If you enjoy roller coaster rides, last week’s mortgage markets were a delight.  Up and down mortgage rates went, trying to find a balance between inflation and recession (or maybe neither).

A major cue for markets last week came from a high-ranking Fed official who raised expectations for future cuts to the Fed Funds Rate.  Currently, the Fed Funds Rate sits at 4.500%. 

For homeowners, it is unclear how changes in the Fed Funds Rate will impact mortgage rates.  Contrary to popular belief, changes in the Fed Funds Rate are not tied to changes in mortgage rates. 

This chart shows, for example, how the FFR increased more than 3.00% between 2004 and 2006 while mortgage rates only edged higher. 

Similarly, the recent drops in the Fed Funds Rate have been accompanied by only a slight reduction in mortgage rates.

Instead, mortgage rates are based on the prices of mortgage bonds and recently the demand for the bonds has been erratic.  This is why mortgage rates have been erratic, too.  As demand goes up, mortgage rates come down.  The reverse is true, too.

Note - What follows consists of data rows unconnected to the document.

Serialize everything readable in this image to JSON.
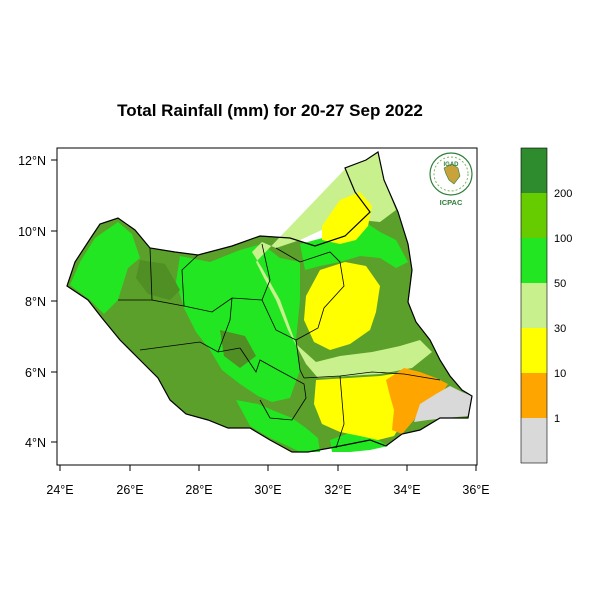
{
  "title": "Total Rainfall (mm) for 20-27 Sep 2022",
  "axes": {
    "x_ticks": [
      "24°E",
      "26°E",
      "28°E",
      "30°E",
      "32°E",
      "34°E",
      "36°E"
    ],
    "y_ticks": [
      "12°N",
      "10°N",
      "8°N",
      "6°N",
      "4°N"
    ]
  },
  "legend": {
    "labels": [
      "200",
      "100",
      "50",
      "30",
      "10",
      "1"
    ],
    "colors": [
      "#2e8b2e",
      "#66cc00",
      "#22e622",
      "#c8f08c",
      "#ffff00",
      "#ffa500",
      "#d9d9d9"
    ]
  },
  "logo": {
    "top_text": "IGAD",
    "bottom_text": "ICPAC",
    "icon": "igad-icpac-logo"
  },
  "colors": {
    "dark_green": "#5aa02a",
    "green": "#22e622",
    "light_green": "#c8f08c",
    "yellow": "#ffff00",
    "orange": "#ffa500",
    "grey": "#d9d9d9",
    "boundary": "#000000"
  }
}
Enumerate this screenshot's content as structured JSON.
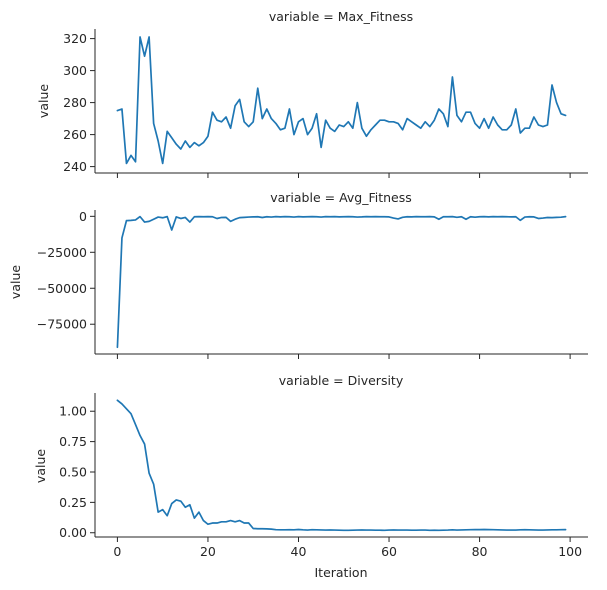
{
  "chart_data": [
    {
      "type": "line",
      "title": "variable = Max_Fitness",
      "xlabel": "",
      "ylabel": "value",
      "xlim": [
        -4.95,
        103.95
      ],
      "ylim": [
        236,
        326
      ],
      "xticks": [
        0,
        20,
        40,
        60,
        80,
        100
      ],
      "xtick_labels": [
        "",
        "",
        "",
        "",
        "",
        ""
      ],
      "yticks": [
        240,
        260,
        280,
        300,
        320
      ],
      "ytick_labels": [
        "240",
        "260",
        "280",
        "300",
        "320"
      ],
      "grid": false,
      "series": [
        {
          "color": "#1f77b4",
          "x": [
            0,
            1,
            2,
            3,
            4,
            5,
            6,
            7,
            8,
            9,
            10,
            11,
            12,
            13,
            14,
            15,
            16,
            17,
            18,
            19,
            20,
            21,
            22,
            23,
            24,
            25,
            26,
            27,
            28,
            29,
            30,
            31,
            32,
            33,
            34,
            35,
            36,
            37,
            38,
            39,
            40,
            41,
            42,
            43,
            44,
            45,
            46,
            47,
            48,
            49,
            50,
            51,
            52,
            53,
            54,
            55,
            56,
            57,
            58,
            59,
            60,
            61,
            62,
            63,
            64,
            65,
            66,
            67,
            68,
            69,
            70,
            71,
            72,
            73,
            74,
            75,
            76,
            77,
            78,
            79,
            80,
            81,
            82,
            83,
            84,
            85,
            86,
            87,
            88,
            89,
            90,
            91,
            92,
            93,
            94,
            95,
            96,
            97,
            98,
            99
          ],
          "y": [
            275,
            276,
            242,
            247,
            243,
            321,
            309,
            321,
            267,
            256,
            242,
            262,
            258,
            254,
            251,
            256,
            252,
            255,
            253,
            255,
            259,
            274,
            269,
            268,
            271,
            264,
            278,
            282,
            268,
            265,
            268,
            289,
            270,
            276,
            270,
            267,
            263,
            264,
            276,
            260,
            268,
            270,
            260,
            264,
            273,
            252,
            269,
            264,
            262,
            266,
            265,
            268,
            264,
            280,
            264,
            259,
            263,
            266,
            269,
            269,
            268,
            268,
            267,
            263,
            270,
            268,
            266,
            264,
            268,
            265,
            269,
            276,
            273,
            265,
            296,
            272,
            268,
            274,
            274,
            267,
            264,
            270,
            264,
            271,
            266,
            263,
            263,
            266,
            276,
            261,
            264,
            264,
            271,
            266,
            265,
            266,
            291,
            280,
            273,
            272
          ]
        }
      ]
    },
    {
      "type": "line",
      "title": "variable = Avg_Fitness",
      "xlabel": "",
      "ylabel": "value",
      "xlim": [
        -4.95,
        103.95
      ],
      "ylim": [
        -95700,
        4400
      ],
      "xticks": [
        0,
        20,
        40,
        60,
        80,
        100
      ],
      "xtick_labels": [
        "",
        "",
        "",
        "",
        "",
        ""
      ],
      "yticks": [
        -75000,
        -50000,
        -25000,
        0
      ],
      "ytick_labels": [
        "−75000",
        "−50000",
        "−25000",
        "0"
      ],
      "grid": false,
      "series": [
        {
          "color": "#1f77b4",
          "x": [
            0,
            1,
            2,
            3,
            4,
            5,
            6,
            7,
            8,
            9,
            10,
            11,
            12,
            13,
            14,
            15,
            16,
            17,
            18,
            19,
            20,
            21,
            22,
            23,
            24,
            25,
            26,
            27,
            28,
            29,
            30,
            31,
            32,
            33,
            34,
            35,
            36,
            37,
            38,
            39,
            40,
            41,
            42,
            43,
            44,
            45,
            46,
            47,
            48,
            49,
            50,
            51,
            52,
            53,
            54,
            55,
            56,
            57,
            58,
            59,
            60,
            61,
            62,
            63,
            64,
            65,
            66,
            67,
            68,
            69,
            70,
            71,
            72,
            73,
            74,
            75,
            76,
            77,
            78,
            79,
            80,
            81,
            82,
            83,
            84,
            85,
            86,
            87,
            88,
            89,
            90,
            91,
            92,
            93,
            94,
            95,
            96,
            97,
            98,
            99
          ],
          "y": [
            -91000,
            -15000,
            -3000,
            -2800,
            -2500,
            -200,
            -4000,
            -3500,
            -2000,
            -500,
            -1000,
            -200,
            -9500,
            -400,
            -1500,
            -800,
            -4000,
            -300,
            -200,
            -300,
            -200,
            -300,
            -1500,
            -800,
            -700,
            -3500,
            -2000,
            -900,
            -700,
            -500,
            -400,
            -300,
            -800,
            -300,
            -500,
            -200,
            -400,
            -200,
            -300,
            -500,
            -200,
            -400,
            -300,
            -200,
            -300,
            -500,
            -200,
            -300,
            -200,
            -400,
            -300,
            -200,
            -300,
            -500,
            -400,
            -200,
            -300,
            -200,
            -300,
            -300,
            -400,
            -1200,
            -1800,
            -700,
            -300,
            -400,
            -200,
            -300,
            -300,
            -200,
            -400,
            -2000,
            -300,
            -300,
            -200,
            -700,
            -300,
            -2000,
            -300,
            -600,
            -300,
            -200,
            -400,
            -200,
            -300,
            -200,
            -300,
            -400,
            -300,
            -2800,
            -500,
            -300,
            -400,
            -1500,
            -1200,
            -800,
            -900,
            -700,
            -600,
            -200
          ]
        }
      ]
    },
    {
      "type": "line",
      "title": "variable = Diversity",
      "xlabel": "Iteration",
      "ylabel": "value",
      "xlim": [
        -4.95,
        103.95
      ],
      "ylim": [
        -0.035,
        1.15
      ],
      "xticks": [
        0,
        20,
        40,
        60,
        80,
        100
      ],
      "xtick_labels": [
        "0",
        "20",
        "40",
        "60",
        "80",
        "100"
      ],
      "yticks": [
        0.0,
        0.25,
        0.5,
        0.75,
        1.0
      ],
      "ytick_labels": [
        "0.00",
        "0.25",
        "0.50",
        "0.75",
        "1.00"
      ],
      "grid": false,
      "series": [
        {
          "color": "#1f77b4",
          "x": [
            0,
            1,
            2,
            3,
            4,
            5,
            6,
            7,
            8,
            9,
            10,
            11,
            12,
            13,
            14,
            15,
            16,
            17,
            18,
            19,
            20,
            21,
            22,
            23,
            24,
            25,
            26,
            27,
            28,
            29,
            30,
            31,
            32,
            33,
            34,
            35,
            36,
            37,
            38,
            39,
            40,
            41,
            42,
            43,
            44,
            45,
            46,
            47,
            48,
            49,
            50,
            51,
            52,
            53,
            54,
            55,
            56,
            57,
            58,
            59,
            60,
            61,
            62,
            63,
            64,
            65,
            66,
            67,
            68,
            69,
            70,
            71,
            72,
            73,
            74,
            75,
            76,
            77,
            78,
            79,
            80,
            81,
            82,
            83,
            84,
            85,
            86,
            87,
            88,
            89,
            90,
            91,
            92,
            93,
            94,
            95,
            96,
            97,
            98,
            99
          ],
          "y": [
            1.09,
            1.06,
            1.02,
            0.98,
            0.89,
            0.8,
            0.73,
            0.49,
            0.4,
            0.17,
            0.19,
            0.14,
            0.24,
            0.27,
            0.26,
            0.21,
            0.23,
            0.12,
            0.17,
            0.1,
            0.07,
            0.08,
            0.08,
            0.09,
            0.09,
            0.1,
            0.09,
            0.1,
            0.08,
            0.08,
            0.035,
            0.033,
            0.033,
            0.032,
            0.03,
            0.025,
            0.024,
            0.024,
            0.025,
            0.024,
            0.027,
            0.024,
            0.022,
            0.025,
            0.024,
            0.023,
            0.022,
            0.023,
            0.022,
            0.021,
            0.02,
            0.02,
            0.021,
            0.022,
            0.023,
            0.022,
            0.022,
            0.021,
            0.021,
            0.02,
            0.022,
            0.023,
            0.022,
            0.022,
            0.022,
            0.021,
            0.021,
            0.022,
            0.022,
            0.02,
            0.021,
            0.02,
            0.021,
            0.022,
            0.024,
            0.022,
            0.023,
            0.024,
            0.025,
            0.026,
            0.026,
            0.027,
            0.026,
            0.025,
            0.024,
            0.023,
            0.022,
            0.022,
            0.022,
            0.024,
            0.025,
            0.024,
            0.023,
            0.022,
            0.022,
            0.023,
            0.024,
            0.024,
            0.025,
            0.026
          ]
        }
      ]
    }
  ]
}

This week, demand for mortgage bonds should be tied to expectations from the Fed and its December 11 meeting, and to this Friday’s employment data.  Many economists believe that the Fed will take some cues from Friday’s report so the numbers will take on added significance.

The economy is expected to have added 75,000 jobs in November, and the unemployment rate is expected to rise to 4.8%.  If the actual numbers are stronger than the estimates, expect that mortgage rates will increase in response.